E aqui vai uma dica da Rafinha: Táxi em Dublin é caro, mas todos os taxistas que tive a oportunidade de conhecer foram super gentis e sempre me ajudavam com tudo.

Foi super tranquilo encontrar o prédio, mas acabei me decepcionando um pouquinho com a estrutura, já que eu esperava uma coisa totalmente diferente do que me fora proposto pela agência e pela própria escola.

IBAT COLLEGE

O primeiro dia de aula:

Meu primeiro dia de aula não foi exatamente de aula. Tivemos um teste de nivelamento e eu acabei ficando no Upper Intermediate, que é como se fosse um pós-intermediário. Fiquei um pouco decepcionada com o nível em que me colocaram, mas como meu inglês andava meio enferrujadinho, não dei muita importância. Os livros são concedidos pela própria escola, mas é um material de apoio: No final do curso, o livro deverá ser devolvido pra escola, e você não precisa pagar nada pelo material.

Bom, logo no primeiro dia na IBAT conheci duas pessoas MARAVILHOSAS que me acompanharam durante todo esse mês em Dublin (e que me ouviram falar da minha paixonite a viagem toda, haha). Como elas ficaram em uma acomodação bem pertinho da minha, aproveitamos a volta para casa pra conhecer um pouco do caminho que faríamos para a escola (quase 6km todo dia), dar uma volta pela O'connell Street e conhecer o famoso supermercado TESCO.

Minha experiência no Egali Hostel:

Após essa loucura toda de conhecer o centro, fui atrás do hostel em que ficaria hospedada pelo resto da minha viagem: O Egali Hostel. Apesar de ser um hostel, eu posso dizer que me sentia em casa toda vez que chegava lá. Todos os funcionários do hostel são brasileiros, super prestativos, ADORAM conversar (haha), e me ajudaram muito durante toda a viagem. Além disso, dei a sorte de conhecer muita gente especial nesse hostel, que vou levar no meu coração pro resto da vida. 

O Egali Hostel fica localizado na Parnell Street, uns 2 minutinhos a pé da O'Connell (a avenida principal do centrão de Dublin) e é perto de tudo que você imaginar: Ponto de ônibus, restaurantes, cinemas, shoppings, do famoso Temple bar, do Tesco... ENFIM! Eu confesso que não gostava taaanto assim da localização, mas não por conta do hostel, mas porque toda a minha rotina (escola e boy magia rsrs) ficava mais afastada do centro. Mas nada que o ônibus não resolvesse!

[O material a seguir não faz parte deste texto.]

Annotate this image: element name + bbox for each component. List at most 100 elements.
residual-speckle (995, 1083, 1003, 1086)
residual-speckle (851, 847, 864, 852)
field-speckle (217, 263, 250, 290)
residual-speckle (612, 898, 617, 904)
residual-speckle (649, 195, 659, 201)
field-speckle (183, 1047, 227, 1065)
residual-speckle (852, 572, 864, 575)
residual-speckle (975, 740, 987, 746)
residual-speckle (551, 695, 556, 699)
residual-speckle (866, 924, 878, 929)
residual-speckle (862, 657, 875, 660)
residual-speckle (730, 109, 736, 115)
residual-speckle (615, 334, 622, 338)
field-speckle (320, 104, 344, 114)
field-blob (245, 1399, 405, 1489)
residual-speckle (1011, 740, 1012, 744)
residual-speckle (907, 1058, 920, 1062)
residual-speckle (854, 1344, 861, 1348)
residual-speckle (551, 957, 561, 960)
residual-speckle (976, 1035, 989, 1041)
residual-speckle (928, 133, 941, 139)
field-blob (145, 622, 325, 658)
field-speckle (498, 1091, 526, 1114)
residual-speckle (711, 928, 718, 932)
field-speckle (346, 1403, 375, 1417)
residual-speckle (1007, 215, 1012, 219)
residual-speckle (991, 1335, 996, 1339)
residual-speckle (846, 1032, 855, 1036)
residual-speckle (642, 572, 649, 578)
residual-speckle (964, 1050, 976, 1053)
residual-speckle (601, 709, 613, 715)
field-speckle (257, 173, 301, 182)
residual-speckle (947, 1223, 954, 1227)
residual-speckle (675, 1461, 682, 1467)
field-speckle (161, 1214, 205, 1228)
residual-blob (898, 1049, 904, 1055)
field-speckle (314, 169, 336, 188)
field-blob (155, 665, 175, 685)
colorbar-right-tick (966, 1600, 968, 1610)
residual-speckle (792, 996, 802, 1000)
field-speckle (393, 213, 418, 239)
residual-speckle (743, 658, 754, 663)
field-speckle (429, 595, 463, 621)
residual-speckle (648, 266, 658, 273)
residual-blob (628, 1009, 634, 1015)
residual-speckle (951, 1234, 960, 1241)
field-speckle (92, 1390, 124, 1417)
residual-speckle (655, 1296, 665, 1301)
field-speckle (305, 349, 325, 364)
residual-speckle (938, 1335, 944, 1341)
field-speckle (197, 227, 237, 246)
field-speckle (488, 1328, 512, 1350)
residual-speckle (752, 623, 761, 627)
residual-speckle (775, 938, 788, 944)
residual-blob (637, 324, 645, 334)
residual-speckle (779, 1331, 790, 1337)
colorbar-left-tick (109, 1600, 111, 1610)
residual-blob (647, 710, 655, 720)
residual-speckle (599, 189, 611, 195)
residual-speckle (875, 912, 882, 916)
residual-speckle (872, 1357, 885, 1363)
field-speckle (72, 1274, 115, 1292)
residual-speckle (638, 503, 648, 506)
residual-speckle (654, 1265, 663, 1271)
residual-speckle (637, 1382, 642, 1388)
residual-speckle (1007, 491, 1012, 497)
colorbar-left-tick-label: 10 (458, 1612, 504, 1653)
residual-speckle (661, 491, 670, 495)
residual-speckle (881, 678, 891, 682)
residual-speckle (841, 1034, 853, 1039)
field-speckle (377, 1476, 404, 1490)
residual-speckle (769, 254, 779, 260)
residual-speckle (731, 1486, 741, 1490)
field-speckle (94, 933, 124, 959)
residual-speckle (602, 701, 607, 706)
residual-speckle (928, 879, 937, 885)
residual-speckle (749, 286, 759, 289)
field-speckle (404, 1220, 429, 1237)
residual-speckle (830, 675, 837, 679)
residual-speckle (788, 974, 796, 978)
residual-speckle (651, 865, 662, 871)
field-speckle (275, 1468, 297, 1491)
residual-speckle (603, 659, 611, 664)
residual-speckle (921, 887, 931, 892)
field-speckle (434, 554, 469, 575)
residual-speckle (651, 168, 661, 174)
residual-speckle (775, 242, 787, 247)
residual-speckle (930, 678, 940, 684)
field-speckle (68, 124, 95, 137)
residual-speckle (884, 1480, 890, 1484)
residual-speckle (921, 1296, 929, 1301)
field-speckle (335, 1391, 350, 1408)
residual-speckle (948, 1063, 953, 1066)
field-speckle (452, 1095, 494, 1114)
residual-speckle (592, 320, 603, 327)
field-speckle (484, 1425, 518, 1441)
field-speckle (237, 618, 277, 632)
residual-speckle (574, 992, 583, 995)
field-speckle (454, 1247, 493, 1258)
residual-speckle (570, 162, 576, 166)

Sobre utilizar ônibus em Dublin:

Já que toquei no assunto ônibus, vamos ao alerta da Rafinha:

ÔNIBUS EM DUBLIN É MUITO CARO E COMPLICADO! Primeiro que são valores diferentes pra cada distância percorrida. Não me lembro ao certo todos os valores, mas sempre pagava 2.70 no ônibus que eu costumava pegar pra Dublin 4, local onde ficava a casa da minha paixonite. Eu ainda vou explicar direitinho essa história, juro haha  Enfim, o Dublin Bus só aceita moedas e, caso você não tenha a quantia exata de moedas, eles não devolvem o troco na hora. O motorista emite um tipo de "comprovante" e você tem que ir na central pra buscar o seu troco. Ou seja: Adeus dinheiro na hora.

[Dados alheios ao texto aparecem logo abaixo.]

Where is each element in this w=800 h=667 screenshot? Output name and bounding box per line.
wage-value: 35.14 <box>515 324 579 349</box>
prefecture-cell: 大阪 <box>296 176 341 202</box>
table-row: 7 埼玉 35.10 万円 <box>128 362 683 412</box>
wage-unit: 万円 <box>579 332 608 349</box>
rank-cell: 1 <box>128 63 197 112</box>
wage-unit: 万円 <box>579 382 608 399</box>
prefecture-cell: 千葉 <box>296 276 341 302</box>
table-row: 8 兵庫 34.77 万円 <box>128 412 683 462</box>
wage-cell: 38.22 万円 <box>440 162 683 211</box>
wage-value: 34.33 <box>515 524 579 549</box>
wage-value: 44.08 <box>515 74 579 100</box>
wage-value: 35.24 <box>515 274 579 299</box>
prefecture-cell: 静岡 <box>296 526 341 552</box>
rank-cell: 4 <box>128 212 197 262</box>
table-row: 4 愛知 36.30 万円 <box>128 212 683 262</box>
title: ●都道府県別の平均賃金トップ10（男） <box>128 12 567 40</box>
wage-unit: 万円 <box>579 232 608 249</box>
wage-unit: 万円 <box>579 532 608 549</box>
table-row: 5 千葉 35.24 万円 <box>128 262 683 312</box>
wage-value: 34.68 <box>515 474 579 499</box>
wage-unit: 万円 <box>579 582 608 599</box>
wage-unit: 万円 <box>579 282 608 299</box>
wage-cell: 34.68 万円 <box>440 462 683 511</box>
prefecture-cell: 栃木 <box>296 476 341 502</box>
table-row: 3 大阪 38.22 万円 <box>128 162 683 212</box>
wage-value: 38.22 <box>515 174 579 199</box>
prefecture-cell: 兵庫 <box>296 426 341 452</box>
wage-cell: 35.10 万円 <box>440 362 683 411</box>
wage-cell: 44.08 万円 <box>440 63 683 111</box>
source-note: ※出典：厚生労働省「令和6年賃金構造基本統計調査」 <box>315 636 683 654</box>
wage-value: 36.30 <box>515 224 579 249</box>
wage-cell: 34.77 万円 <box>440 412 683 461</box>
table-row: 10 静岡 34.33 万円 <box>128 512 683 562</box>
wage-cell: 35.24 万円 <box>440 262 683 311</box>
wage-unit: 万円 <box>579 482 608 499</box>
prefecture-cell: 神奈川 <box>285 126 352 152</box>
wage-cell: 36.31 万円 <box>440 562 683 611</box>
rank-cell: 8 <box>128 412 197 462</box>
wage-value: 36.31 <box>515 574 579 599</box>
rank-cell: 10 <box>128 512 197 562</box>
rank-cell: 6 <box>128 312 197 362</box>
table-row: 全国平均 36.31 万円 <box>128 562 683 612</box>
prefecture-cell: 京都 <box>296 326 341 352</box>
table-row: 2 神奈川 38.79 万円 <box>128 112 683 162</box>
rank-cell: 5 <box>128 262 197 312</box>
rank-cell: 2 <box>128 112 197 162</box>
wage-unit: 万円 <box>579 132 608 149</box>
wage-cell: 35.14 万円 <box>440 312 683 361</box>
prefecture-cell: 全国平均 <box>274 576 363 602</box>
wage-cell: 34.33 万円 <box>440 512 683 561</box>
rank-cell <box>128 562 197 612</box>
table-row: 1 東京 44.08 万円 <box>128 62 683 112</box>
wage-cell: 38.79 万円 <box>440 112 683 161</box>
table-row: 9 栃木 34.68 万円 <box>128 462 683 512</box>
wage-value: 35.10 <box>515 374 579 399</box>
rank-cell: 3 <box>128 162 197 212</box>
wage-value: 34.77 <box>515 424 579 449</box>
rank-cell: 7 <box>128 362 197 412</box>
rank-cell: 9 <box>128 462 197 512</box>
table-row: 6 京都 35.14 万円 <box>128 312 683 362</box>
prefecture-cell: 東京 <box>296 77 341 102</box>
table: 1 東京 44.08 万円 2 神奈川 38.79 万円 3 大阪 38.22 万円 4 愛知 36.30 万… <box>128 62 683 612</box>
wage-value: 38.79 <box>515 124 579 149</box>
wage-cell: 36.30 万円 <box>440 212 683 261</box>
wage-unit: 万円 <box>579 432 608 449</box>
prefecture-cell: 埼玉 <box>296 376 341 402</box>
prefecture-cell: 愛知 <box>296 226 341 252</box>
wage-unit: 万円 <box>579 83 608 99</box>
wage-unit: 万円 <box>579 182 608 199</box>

Mas apesar de todas essas complicações, não sofri muito com os ônibus, já que o Google Maps e o app do Dublin Bus me ajudavam bastante, pois me informavam exatamente qual e onde eu deveria pegar o ônibus, e nos principais pontos de ônibus eu sempre encontrava uns painéis eletrônicos não muito confiáveis que avisavam em quantos minutos o ônibus chegaria. Ah, outro ponto positivo do Dublin Bus era que a maioria das linhas possuía uma espécie de letreiro (em inglês e em irlandês) que avisava qual seria o próximo ponto de parada do ônibus. Pra quem é perdido como eu, é uma baita de uma ajuda!

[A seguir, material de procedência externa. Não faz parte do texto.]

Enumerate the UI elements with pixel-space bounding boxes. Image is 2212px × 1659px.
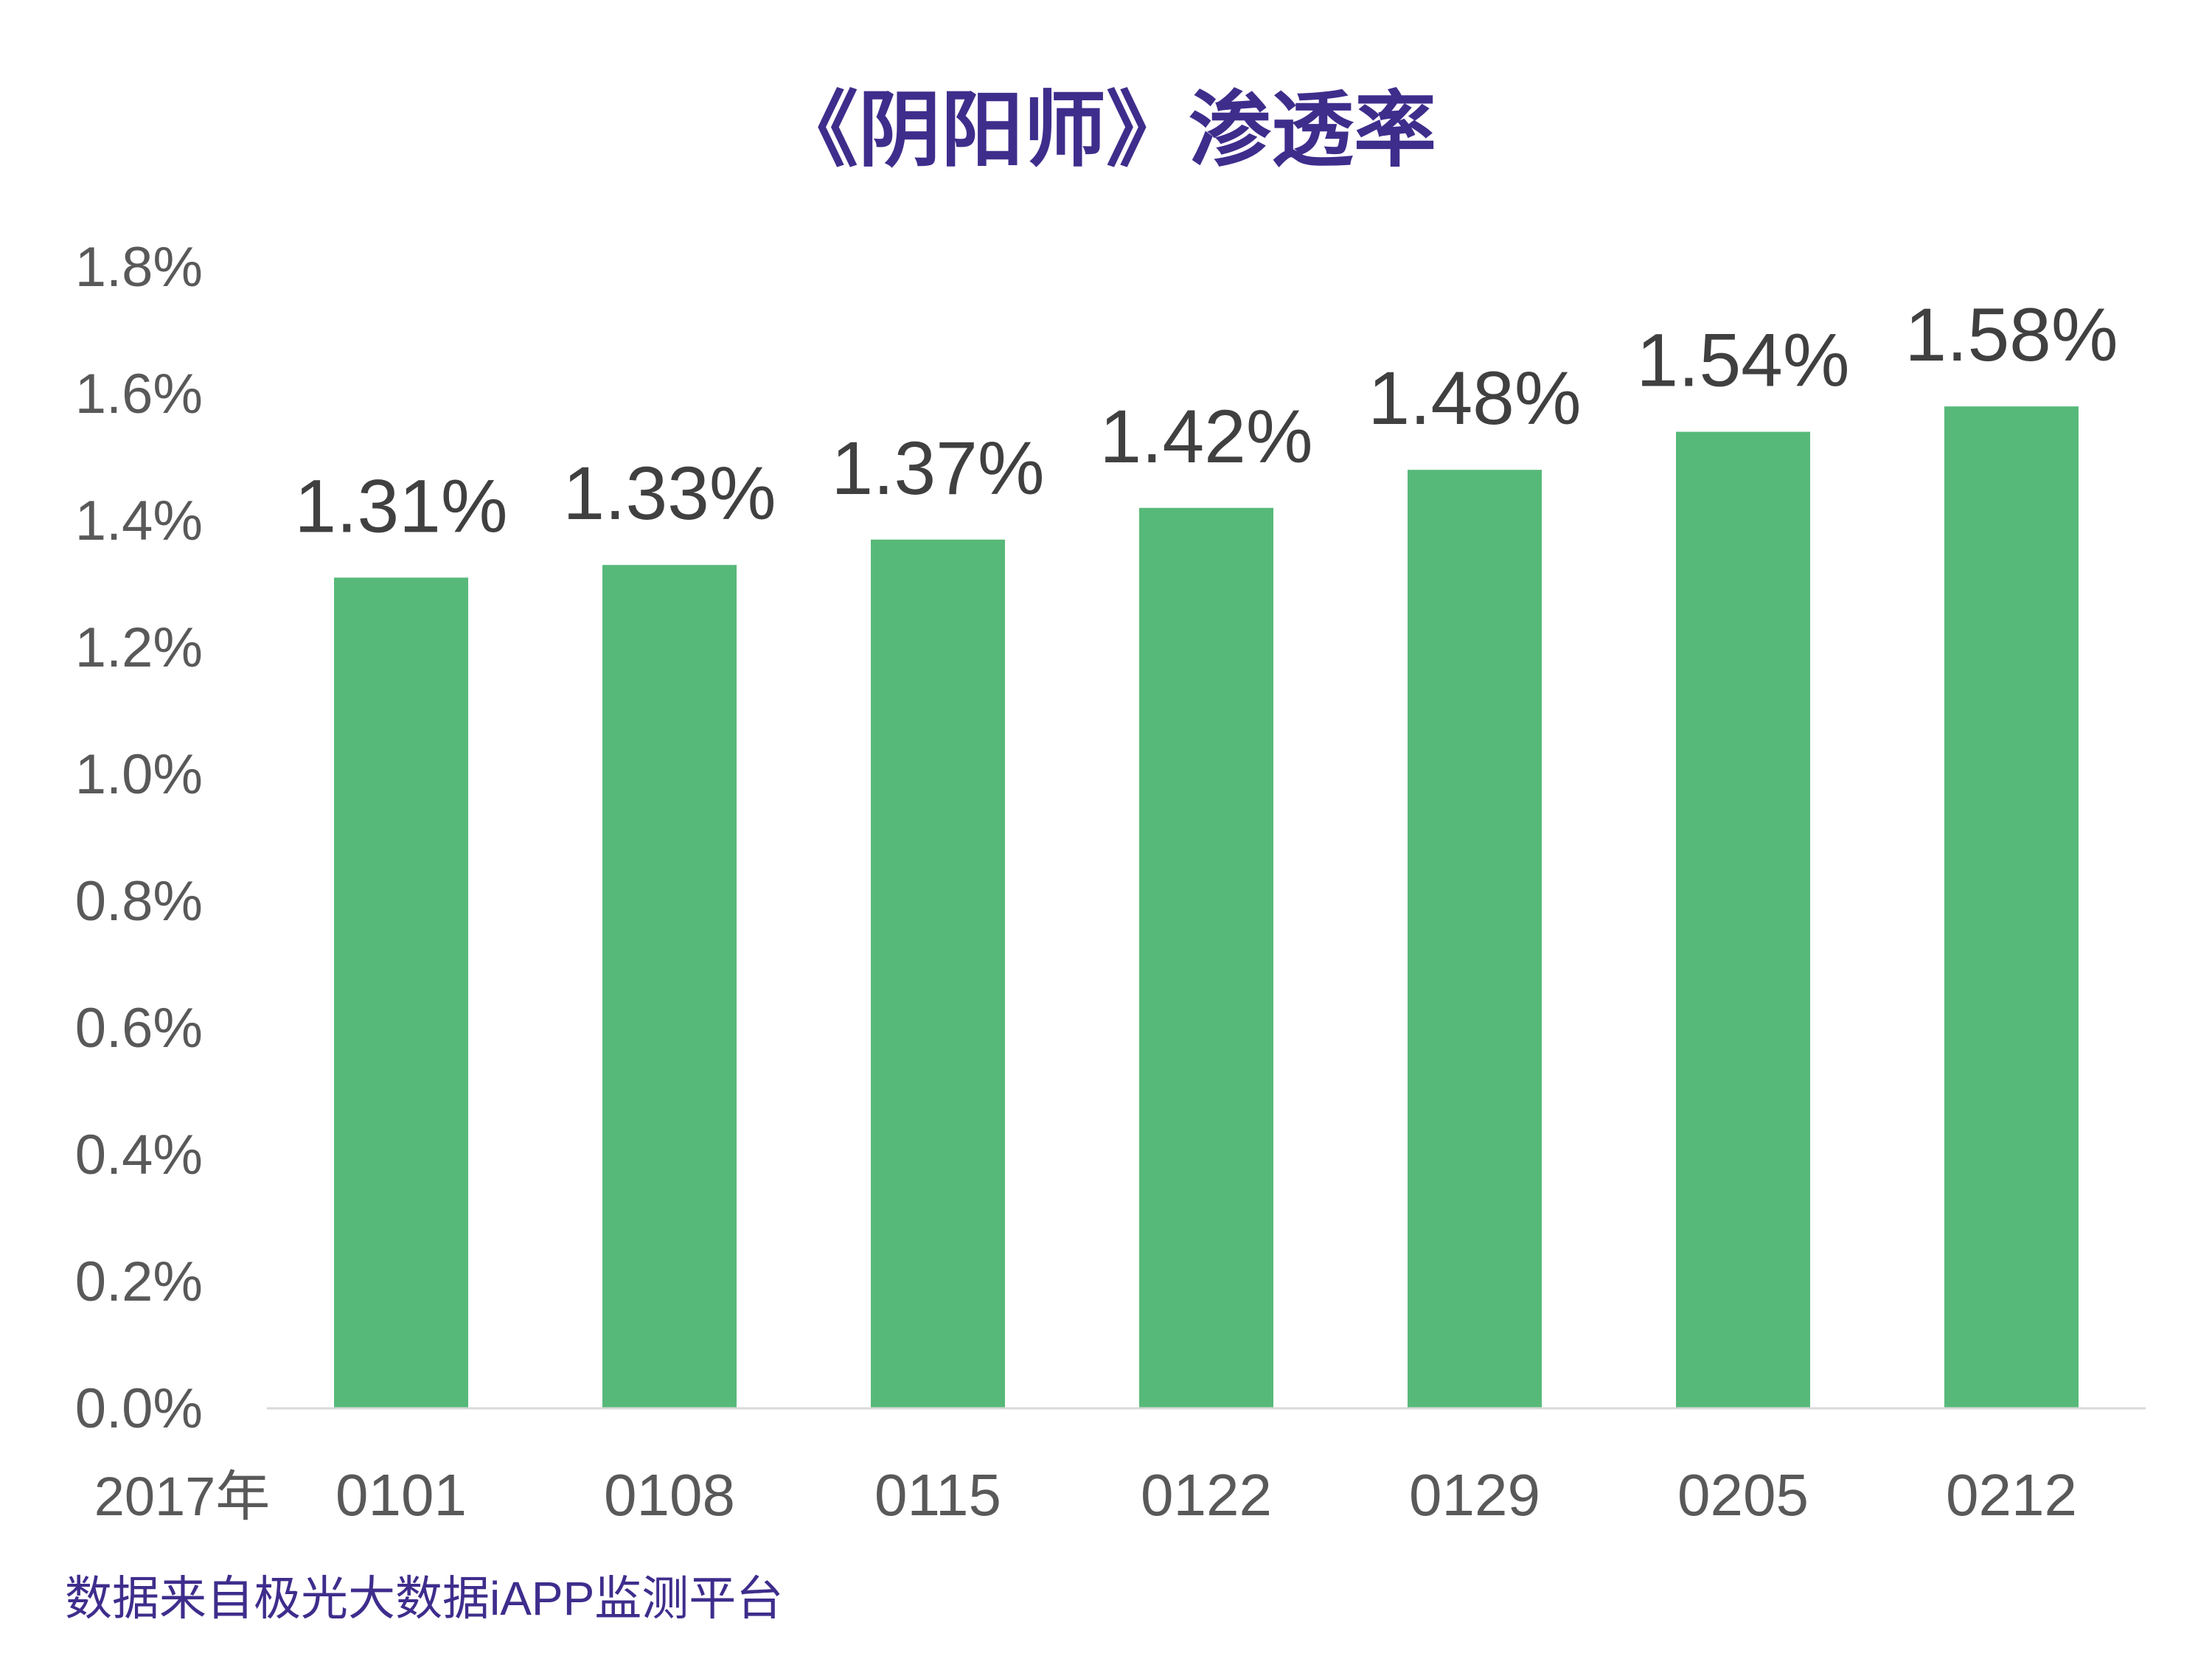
data-label: 1.37% bbox=[831, 426, 1044, 510]
x-axis: 0101 0108 0115 0122 0129 0205 0212 bbox=[335, 1462, 2077, 1528]
bar bbox=[1676, 431, 1810, 1408]
x-tick-label: 0212 bbox=[1946, 1462, 2077, 1528]
bar bbox=[1944, 406, 2079, 1409]
y-tick-label: 0.0% bbox=[75, 1377, 203, 1440]
source-note: 数据来自极光大数据iAPP监测平台 bbox=[65, 1572, 783, 1625]
bar bbox=[602, 565, 737, 1409]
bar bbox=[1408, 470, 1542, 1409]
bars bbox=[334, 406, 2079, 1409]
chart-title: 《阴阳师》渗透率 bbox=[776, 83, 1436, 178]
data-label: 1.48% bbox=[1368, 356, 1581, 440]
x-tick-label: 0101 bbox=[335, 1462, 467, 1528]
data-label: 1.33% bbox=[563, 451, 776, 535]
y-tick-label: 0.8% bbox=[75, 870, 203, 933]
y-tick-label: 1.0% bbox=[75, 743, 203, 806]
value-labels: 1.31% 1.33% 1.37% 1.42% 1.48% 1.54% 1.58% bbox=[294, 293, 2118, 548]
y-tick-label: 1.8% bbox=[75, 236, 203, 299]
y-tick-label: 0.2% bbox=[75, 1251, 203, 1313]
y-tick-label: 0.6% bbox=[75, 997, 203, 1060]
x-tick-label: 0108 bbox=[604, 1462, 735, 1528]
y-tick-label: 1.6% bbox=[75, 363, 203, 425]
y-tick-label: 0.4% bbox=[75, 1124, 203, 1186]
bar bbox=[1139, 507, 1273, 1408]
bar bbox=[871, 539, 1005, 1408]
data-label: 1.58% bbox=[1905, 293, 2118, 377]
data-label: 1.42% bbox=[1099, 394, 1312, 479]
x-axis-prefix: 2017年 bbox=[94, 1466, 271, 1527]
data-label: 1.31% bbox=[294, 464, 507, 548]
bar bbox=[334, 577, 468, 1408]
y-axis: 0.0% 0.2% 0.4% 0.6% 0.8% 1.0% 1.2% 1.4% 1.6% 1.8% bbox=[75, 236, 203, 1440]
x-tick-label: 0122 bbox=[1141, 1462, 1272, 1528]
y-tick-label: 1.2% bbox=[75, 616, 203, 679]
x-tick-label: 0129 bbox=[1409, 1462, 1540, 1528]
x-tick-label: 0115 bbox=[874, 1462, 1001, 1528]
data-label: 1.54% bbox=[1636, 319, 1849, 403]
y-tick-label: 1.4% bbox=[75, 490, 203, 552]
x-tick-label: 0205 bbox=[1677, 1462, 1809, 1528]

Finalmente conhecendo a cidade:

Com a mudança de localização, pude conhecer melhor o centrão de Dublin, como a O'Connell, a Parnell e A MELHOR RUA PRA SE GASTAR O QUE NÃO DEVE: A Henry Street. Pensa na variedade de loja que tem nessa rua? Tem de Pull&Bear à Forever 21, Penneys, Mac, loja plus size *yay* Foi uma loucura, quase fali! Sem contar que por lá tem um Tesco gigante, onde eu sempre fazia umas comprinhas pra cozinhar. Lá é super movimentado e sempre tem umas atrações culturais ao ar livre — Músicos, gente desenhando e até escultura de areia.

Também na primeira semana de aulas, a minha escola fez um passeio para o Memorial Garden — Sim, normalmente a IBAT faz uns passeios para os pontos turísticos de Dublin toda a semana, não é um amor?! O Irish National War Memorial Gardens é um jardim construído em homenagem aos soldados que serviram ao exército Irlandês e à exércitos aliados, e que perderam a vida lutando na Primeira Guerra Mundial. Ele fica localizado em D8, pertinho da fábrica da Guinness, e é um dos lugares mais lindos que já visitei na minha vida! É um jardim (jura?) e por isso a diversidade de flores é imeeeeensa. Como aqui na minha cidade não temos muitos parques ou jardins, eu fiquei deslumbrada com tudo o que vi por lá, desde as construções rodeadas de flores maravilhosas até um largo enorme que tem por ali. O ambiente é maravilhoso pra sentar, ler um livro, fazer um piquenique e até se você tiver afim de só pensar na vida mesmo haha. É bem tranquilo e é de graça, ou seja: Vale muito a pena a visita.

Bom, essa foi a minha primeira semana em Dublin! Sei que ainda não comentei sobre os principais pontos turísticos e sobre os pubs, mas prometo que o próximo post vem recheado de Rafinha bêbada na Irlanda e um micão tour a cada parágrafo HAHAHA. Não deixa de passar aqui pra ler! E ah, deixa o seu comentário! Vou adorar responder todos <3 


MAS PERA AI, RAFA! E A HISTÓRIA DE AMOR?! 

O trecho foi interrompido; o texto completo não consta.